Tunneling nanotube-driven complete regeneration of murine fetal skin.

This study investigated the three-dimensional (3D) cellular interactions and tunneling nanotubes (TNTs) during fetal mouse skin regeneration on embryonic days 13 (E13) and 15 (E15). We aimed to understand spatial relationships among cell types involved in skin regeneration and assess the potential role of TNTs. Full-thickness skin incisions were performed in E13 and E15 embryos. Wound sites were collected, embedded in epoxy resin, processed for 3D reconstruction (1 µm thickness sections), and subjected to whole-mount immunostaining. We conducted in vitro co-culture experiments with fetal macrophages and fibroblasts to observe TNT formation. To assess the effect of TNTs on skin regeneration, an inhibiting agent (cytochalasin B) was administered to amniotic fluid. Results revealed that E13 epidermal keratinocytes interacted with dermal fibroblasts and macrophages, facilitating skin regrowth. TNT structures were observed at the E13-cell wound sites, among macrophages, and between macrophages and fibroblasts, confirmed through in vitro co-culture experiments. In vitro and utero cytochalasin B administration hindered those formation and inefficient skin texture regeneration at E13 wound sites. This emphasizes the necessity of 3D cellular interactions between epidermal and dermal cells during skin regeneration in mouse embryos at E13. The prevalence of TNT structures indicated their involvement in achieving complete skin texture restoration.

Regeneration of Panniculus Carnosus Muscle in Fetal Mice Is Characterized by the Presence of Actin Cables.

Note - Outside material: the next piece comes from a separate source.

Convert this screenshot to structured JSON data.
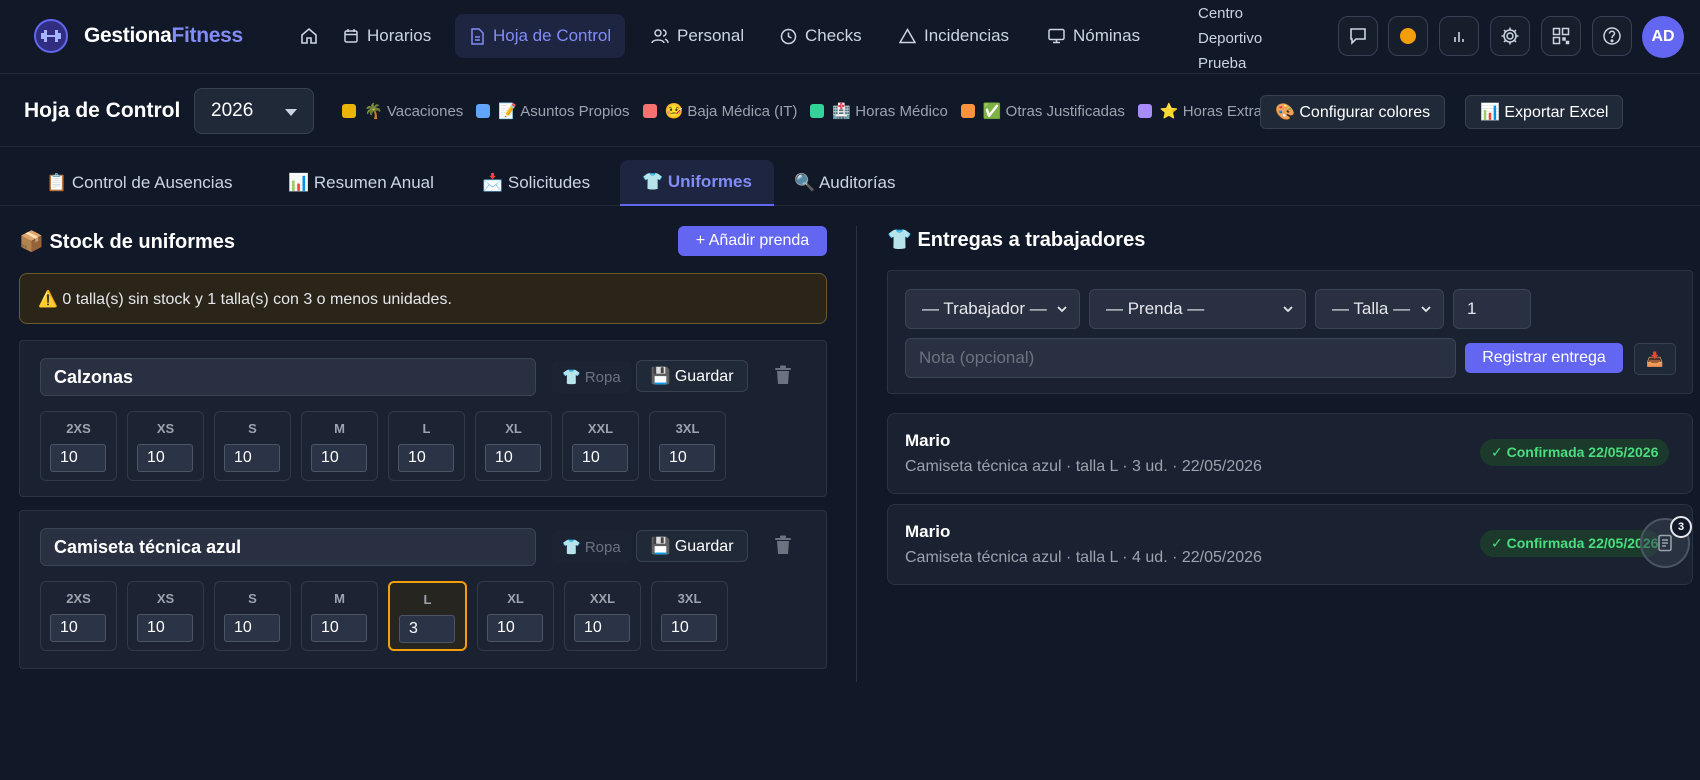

Mammalian skin, including human and mouse skin, does not regenerate completely after injury; it is repaired, leaving a scar. However, it is known that skin wounds up to a certain stage of embryonic development can regenerate. The mechanism behind the transition from regeneration to scar formation is not fully understood. Panniculus carnosus muscle (PCM) is present beneath the dermal fat layer and is a very important tissue for wound contraction. In rodents, PCM is present throughout the body. In humans, on the other hand, it disappears and becomes a shallow fascia on the trunk. Fetal cutaneous wounds, including PCM made until embryonic day 13 (E13), regenerate completely, but not beyond E14. We visualized the previously uncharacterized development of PCM in the fetus and investigated the temporal and spatial changes in PCM at different developmental stages, ranging from full regeneration to non-regeneration. Furthermore, we report that E13 epidermal closure occurs through actin cables, which are bundles of actomyosin formed at wound margins. The wound healing process of PCM suggests that actin cables may also be associated with PCM. Our findings reveal that PCM regenerates through a similar mechanism.